One of the key drivers of China's growth is its strategic shift in oil imports. Denis Depoux notes that China is importing a lot of oil through Myanmar via pipeline, reducing dependence on the Strait of Malacca. This move signifies China's ambition to diversify its energy sources and secure its supply lines.

The Chinese economy is also emerging as a source of technological innovation. In the automotive industry, for instance, China is making significant strides, according to Depoux. The source of innovation in machine tools is no longer limited to Germany and Northern Europe; it also includes Japan, China, and other regions.

However, the Chinese economy is not without its challenges. Denis Depoux highlights concerns over a slowing real estate market recovery and weak consumption due to societal aging. These issues could potentially impact China's economy in the long run.

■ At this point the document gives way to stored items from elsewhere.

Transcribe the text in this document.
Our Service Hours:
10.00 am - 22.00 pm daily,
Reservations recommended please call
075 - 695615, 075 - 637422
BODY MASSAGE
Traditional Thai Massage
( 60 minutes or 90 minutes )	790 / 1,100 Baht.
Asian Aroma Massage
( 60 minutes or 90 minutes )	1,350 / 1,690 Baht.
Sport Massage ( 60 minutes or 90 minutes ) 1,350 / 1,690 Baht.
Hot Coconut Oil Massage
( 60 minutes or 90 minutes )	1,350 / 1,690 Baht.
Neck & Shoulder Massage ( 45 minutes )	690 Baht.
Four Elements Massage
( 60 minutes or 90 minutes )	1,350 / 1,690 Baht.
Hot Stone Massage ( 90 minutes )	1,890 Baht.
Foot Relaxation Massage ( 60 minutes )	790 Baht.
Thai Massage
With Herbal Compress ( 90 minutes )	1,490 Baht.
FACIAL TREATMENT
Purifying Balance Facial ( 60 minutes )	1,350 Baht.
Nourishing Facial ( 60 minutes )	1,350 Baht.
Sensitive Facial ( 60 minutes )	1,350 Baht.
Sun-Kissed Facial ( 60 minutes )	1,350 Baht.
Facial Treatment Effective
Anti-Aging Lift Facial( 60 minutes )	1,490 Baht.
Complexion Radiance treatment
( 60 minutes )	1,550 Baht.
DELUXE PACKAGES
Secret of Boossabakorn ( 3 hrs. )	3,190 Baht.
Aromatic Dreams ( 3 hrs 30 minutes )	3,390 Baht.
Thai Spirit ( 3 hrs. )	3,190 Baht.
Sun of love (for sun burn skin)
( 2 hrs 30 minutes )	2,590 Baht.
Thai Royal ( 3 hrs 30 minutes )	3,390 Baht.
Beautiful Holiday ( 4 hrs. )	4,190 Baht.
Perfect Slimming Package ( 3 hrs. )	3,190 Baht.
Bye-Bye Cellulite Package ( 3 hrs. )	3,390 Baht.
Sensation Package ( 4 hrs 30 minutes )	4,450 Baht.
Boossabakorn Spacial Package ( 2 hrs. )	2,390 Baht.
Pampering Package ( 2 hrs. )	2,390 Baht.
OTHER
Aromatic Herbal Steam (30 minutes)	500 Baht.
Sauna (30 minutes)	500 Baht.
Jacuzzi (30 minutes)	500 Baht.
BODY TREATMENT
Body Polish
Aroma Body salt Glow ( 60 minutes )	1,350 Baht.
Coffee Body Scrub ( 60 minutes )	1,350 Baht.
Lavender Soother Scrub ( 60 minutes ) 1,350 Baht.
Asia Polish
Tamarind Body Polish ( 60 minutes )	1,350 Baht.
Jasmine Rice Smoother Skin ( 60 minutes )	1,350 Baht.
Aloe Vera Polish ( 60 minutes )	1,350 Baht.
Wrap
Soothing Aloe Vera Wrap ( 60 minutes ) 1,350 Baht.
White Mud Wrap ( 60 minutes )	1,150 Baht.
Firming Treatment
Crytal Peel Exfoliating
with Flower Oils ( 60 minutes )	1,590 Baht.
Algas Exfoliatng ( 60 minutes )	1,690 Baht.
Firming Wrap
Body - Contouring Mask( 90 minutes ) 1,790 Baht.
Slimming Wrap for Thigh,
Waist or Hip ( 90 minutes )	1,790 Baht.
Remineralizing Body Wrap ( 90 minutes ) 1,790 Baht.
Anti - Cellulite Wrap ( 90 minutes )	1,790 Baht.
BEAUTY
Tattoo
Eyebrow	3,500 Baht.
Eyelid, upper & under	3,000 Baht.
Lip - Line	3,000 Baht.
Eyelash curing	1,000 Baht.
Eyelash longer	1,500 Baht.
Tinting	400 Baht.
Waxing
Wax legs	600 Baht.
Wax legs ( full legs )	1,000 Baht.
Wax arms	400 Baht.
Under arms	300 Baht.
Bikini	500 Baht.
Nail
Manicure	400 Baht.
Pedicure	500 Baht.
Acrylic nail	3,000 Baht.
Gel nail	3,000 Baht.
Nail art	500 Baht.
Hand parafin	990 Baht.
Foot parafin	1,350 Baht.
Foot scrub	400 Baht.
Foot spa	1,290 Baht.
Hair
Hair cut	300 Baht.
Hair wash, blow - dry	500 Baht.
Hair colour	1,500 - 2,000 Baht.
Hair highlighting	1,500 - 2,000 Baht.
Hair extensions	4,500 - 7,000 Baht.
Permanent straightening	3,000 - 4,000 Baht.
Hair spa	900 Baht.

On the global stage, the relationship between the US and China is expected to remain strained, regardless of the outcome of the US presidential election in November. This tension could lead to a potential new trade war, with estimates suggesting a 4% impact on the US economy's 2023 GDP and a 10% impact on China's economy.

Despite these challenges, Denis Depoux remains optimistic about the Chinese economy. He characterizes the Chinese economy's growth as "stabilization" rather than a "slowdown." Companies in Japan and Western countries can mitigate risks in China while still participating in its growth by adopting joint ownership structures, reusing proceeds from existing operations for further growth, and localizing decision-making at Chinese affiliates.